Tuesday, March 5, 2024

Fine Art Tuesday


The Battle of Lepanto 1571 marked the western high-water mark of the Ottoman Empire's conquest of the Mediterranean Sea.

The clash between the Christian forces and the Muslim forces turned in the Christian's favor when the Greek slaves manning the oars of the Ottoman ships joined the battle on the side of the Christians.

The naval battles of the day were unlike current practice. The top-deck of the ships were crammed with men (some wearing armor) and when the ships closed and grappled, the battle was a scrum similar to the clash between two ancient Greek phalanx.


Do the math. 65k men on 200 galleys is over 300 men (150 soldiers, typically on the top-deck during attack) per boat. Length was typically 32 meters and beam was typically only 4 meters which noodles out to around 1.5 soldiers per square-meter of deck.

The Christian fleet had approximately 15% KIA and 23% WIA. The Ottoman fleet had approximately 30% KIA and an unknown number WIA.
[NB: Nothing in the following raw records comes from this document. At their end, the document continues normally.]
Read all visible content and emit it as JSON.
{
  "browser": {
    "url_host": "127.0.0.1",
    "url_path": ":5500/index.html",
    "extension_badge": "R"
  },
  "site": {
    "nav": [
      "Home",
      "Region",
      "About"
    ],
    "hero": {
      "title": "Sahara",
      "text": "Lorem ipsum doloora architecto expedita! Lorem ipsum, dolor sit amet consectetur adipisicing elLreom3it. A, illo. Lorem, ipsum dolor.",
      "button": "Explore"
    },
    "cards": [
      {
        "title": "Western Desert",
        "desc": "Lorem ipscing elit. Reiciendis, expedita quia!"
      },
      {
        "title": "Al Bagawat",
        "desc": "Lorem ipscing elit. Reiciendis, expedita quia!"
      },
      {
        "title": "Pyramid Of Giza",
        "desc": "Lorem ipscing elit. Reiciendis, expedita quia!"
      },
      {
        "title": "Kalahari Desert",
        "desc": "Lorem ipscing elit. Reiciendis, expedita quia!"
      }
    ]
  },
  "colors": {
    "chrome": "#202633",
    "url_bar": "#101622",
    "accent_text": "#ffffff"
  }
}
This event was as pivotal as the Polish Winged Hussars at the Gates of Vienna but gets less attention.

Seventeen years later the Spanish Armada got whipped by the British, in part because the Spanish ships were not sea-worthy due to being top-heavy with artillery and...way too many armored men on the top-deck.

The British strategy of "cannon from a distance and let them swim home" proved superior to the Spanish strategy of "Grapple and win via hand-to-hand melee"


  1. "And let them swim home'
    I really like that.

  2. My understanding is that the Spanish and others treated naval battles as land battles on water and assumed raw numbers were the way to go. In contrast, the British optimized their fighting for the environment and used naval professionals to mitigate the Spanish advantage in numbers.

  3. The British also had a much larger and better quality supply of gunpowder, which allowed them to practice gunnery to a far greater extent and hence become more proficient at long range shooting. India was a very good source for saltpetre and sulphur.

  4. ERJ - Thanks for posting the pictures.

    When we were in Greece last year, we went to Nafpaktos (Naupactos), which the Venetians called Lepanto, the overall site of the battle (the actual site, obviously, being in the ocean). On thing that was surprising to me and not obvious from the pictures is that the battle took place in the Gulf of Corinth, a relatively narrow body of water. The geography made the battle make more sense.

  5. The historian William Federer has written informatively on the battle at Lepanto.

  6. A bit of pedantry. The Spanish Armada was fighting the English fleet. Baron Howard of Effingham (honestly), Sir Francis Drake and his game of bowls etc. Not until after Elizabeth First died did the son of Mary Queen of Scots, James Sixth of Scotland become James First of a United Kingdom. England, with Wales and Ireland joining Scotland. Declaration of interest - I am proud to be both Scottish and a citizen of the United Kingdom of Great Britain and Northern Ireland.
    Much like any US citizen can by proud of both State and Nation.